Cette surveillance de la qualité des mesures altimétriques ne se limite plus à l’étude des masses d’eaux océaniques. La compréhension des processus d’évolution climatique nécessite de mettre en œuvre un contrôle tout aussi précis des eaux continentales. Ces études menées dans le cadre du projet FOAM (From Ocean to inland waters Altimetry Monitoring) ont permis d’effectuer de nombreuses campagnes de mesures mais aussi d’installer une instrumentation spécifique permettant un suivi continu de l’altimétrie sur lacs et rivières.

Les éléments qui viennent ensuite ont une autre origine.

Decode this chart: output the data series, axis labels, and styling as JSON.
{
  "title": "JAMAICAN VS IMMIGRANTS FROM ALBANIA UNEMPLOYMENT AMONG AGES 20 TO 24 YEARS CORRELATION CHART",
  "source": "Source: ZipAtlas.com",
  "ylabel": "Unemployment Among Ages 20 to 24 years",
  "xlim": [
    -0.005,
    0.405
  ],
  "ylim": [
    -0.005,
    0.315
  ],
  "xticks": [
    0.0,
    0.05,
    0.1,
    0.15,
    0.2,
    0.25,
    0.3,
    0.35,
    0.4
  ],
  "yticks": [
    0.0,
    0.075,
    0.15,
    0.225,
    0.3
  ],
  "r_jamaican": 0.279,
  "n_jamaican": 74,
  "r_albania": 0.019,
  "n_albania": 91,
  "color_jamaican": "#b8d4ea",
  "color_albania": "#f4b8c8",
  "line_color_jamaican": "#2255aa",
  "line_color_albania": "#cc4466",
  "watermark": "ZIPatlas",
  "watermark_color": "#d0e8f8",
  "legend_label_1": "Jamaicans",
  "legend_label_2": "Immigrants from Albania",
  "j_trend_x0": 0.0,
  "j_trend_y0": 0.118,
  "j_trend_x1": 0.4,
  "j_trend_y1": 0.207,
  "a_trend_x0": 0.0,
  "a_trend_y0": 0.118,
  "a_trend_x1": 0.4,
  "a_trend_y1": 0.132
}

L’utilisation du système GPS (ou GNSS) pour la mesure du niveau de l’eau (océan, fleuves, lacs) est aussi l’un des points importants du projet FOAM et des avancées ont été faites que ce soit dans le design des instruments (CalNaGeo) ou dans les méthodes de traitement de la mesure. L’utilisation du Precise Point Positioning développé dans le logiciel GINS (GRGS Toulouse) est en cours d’utilisation que ce soit pour les expériences en milieu océanique ou pour les eaux continentales. La réflectométrie est un autre aspect de l’utilisation du GNSS qui est exploré.

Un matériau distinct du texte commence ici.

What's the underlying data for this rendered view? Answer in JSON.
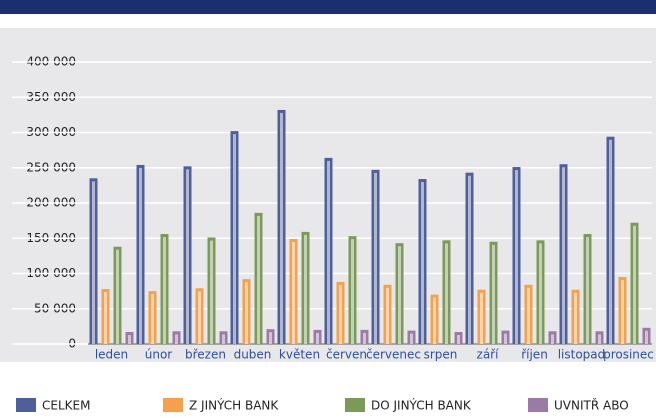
{
  "chart_data": {
    "type": "bar",
    "categories": [
      "leden",
      "únor",
      "březen",
      "duben",
      "květen",
      "červen",
      "červenec",
      "srpen",
      "září",
      "říjen",
      "listopad",
      "prosinec"
    ],
    "series": [
      {
        "name": "CELKEM",
        "color": "#4e5f99",
        "values": [
          235000,
          254000,
          252000,
          302000,
          332000,
          264000,
          247000,
          234000,
          243000,
          251000,
          255000,
          294000
        ]
      },
      {
        "name": "Z JINÝCH BANK",
        "color": "#f4a04c",
        "values": [
          78000,
          75000,
          79000,
          92000,
          149000,
          88000,
          84000,
          70000,
          77000,
          84000,
          77000,
          95000
        ]
      },
      {
        "name": "DO JINÝCH BANK",
        "color": "#7b9a5a",
        "values": [
          138000,
          156000,
          151000,
          186000,
          159000,
          153000,
          143000,
          147000,
          145000,
          147000,
          156000,
          172000
        ]
      },
      {
        "name": "UVNITŘ ABO",
        "color": "#9b7ba6",
        "values": [
          17000,
          18000,
          18000,
          21000,
          20000,
          20000,
          19000,
          17000,
          19000,
          18000,
          18000,
          23000
        ]
      }
    ],
    "ylim": [
      0,
      400000
    ],
    "yticks": [
      {
        "value": 0,
        "label": "0"
      },
      {
        "value": 50000,
        "label": "50 000"
      },
      {
        "value": 100000,
        "label": "100 000"
      },
      {
        "value": 150000,
        "label": "150 000"
      },
      {
        "value": 200000,
        "label": "200 000"
      },
      {
        "value": 250000,
        "label": "250 000"
      },
      {
        "value": 300000,
        "label": "300 000"
      },
      {
        "value": 350000,
        "label": "350 000"
      },
      {
        "value": 400000,
        "label": "400 000"
      }
    ],
    "grid": true
  }
}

Vers une plus grande synergie entre l’océanographie, le système de référence et l’orientation de la Terre
Du point de vue de la stabilité temporelle, les systèmes de référence jouent un rôle prépondérant pour garantir une stabilité sur de grandes échelles de temps et une continuité permettant de relier entre elles les séries historiques, présentes et futures du niveau de la mer. Parmi les paramètres de ces systèmes de référence, le mouvement du pôle et la rotation de la Terre ne peuvent plus être construits indépendamment de leur interaction avec la partie fluide de notre planète et notamment la dynamique océanique. Les positions et vitesses des différents réseaux géodésiques (SLR, LLR, DORIS, GPS et VLBI) qui matérialisent l’évolution de la croûte terrestre mais contribuent aussi de manière cruciale aux paramètres d’orientation de la Terre devront aussi franchir un cap au niveau précision et exactitude (méthodologie mais aussi technologie). Enfin les efforts d’observations et de modélisation du champ de gravité tant dans sa partie statique que sa partie variable devront être pérennisés, notamment avec des missions récurrentes d’observation (e.g. GRACE Follow-on dont le lancement est prévu en 2017). Il est donc particulièrement important dans les années à venir de renforcer les synergies entre les différentes communautés (Terre Solide, Océan, Atmosphère et Surfaces continentales) si l’on veut pouvoir garantir la précision et la stabilité requise sur l’évolution du niveau de la mer en tant qu’indicateur climatique. Les premiers travaux menés en collaboration avec Christian Bizouard (SYRTE) et Romain Bourdalle-Badie (Mercator-ocean) ont permis de montrer que le modèle NEMO développé à Mercator améliore la corrélation entre les paramètres d’orientation de la Terre issus des moments cinétiques déduit du modèle et ceux déduits des observations. La corrélation sur la durée du jour (LOD, Figure 3) est améliorée de 10% par rapport au modèle OMCT (GFZ, GeoForschungsZentrum) utilisé jusqu’à présent.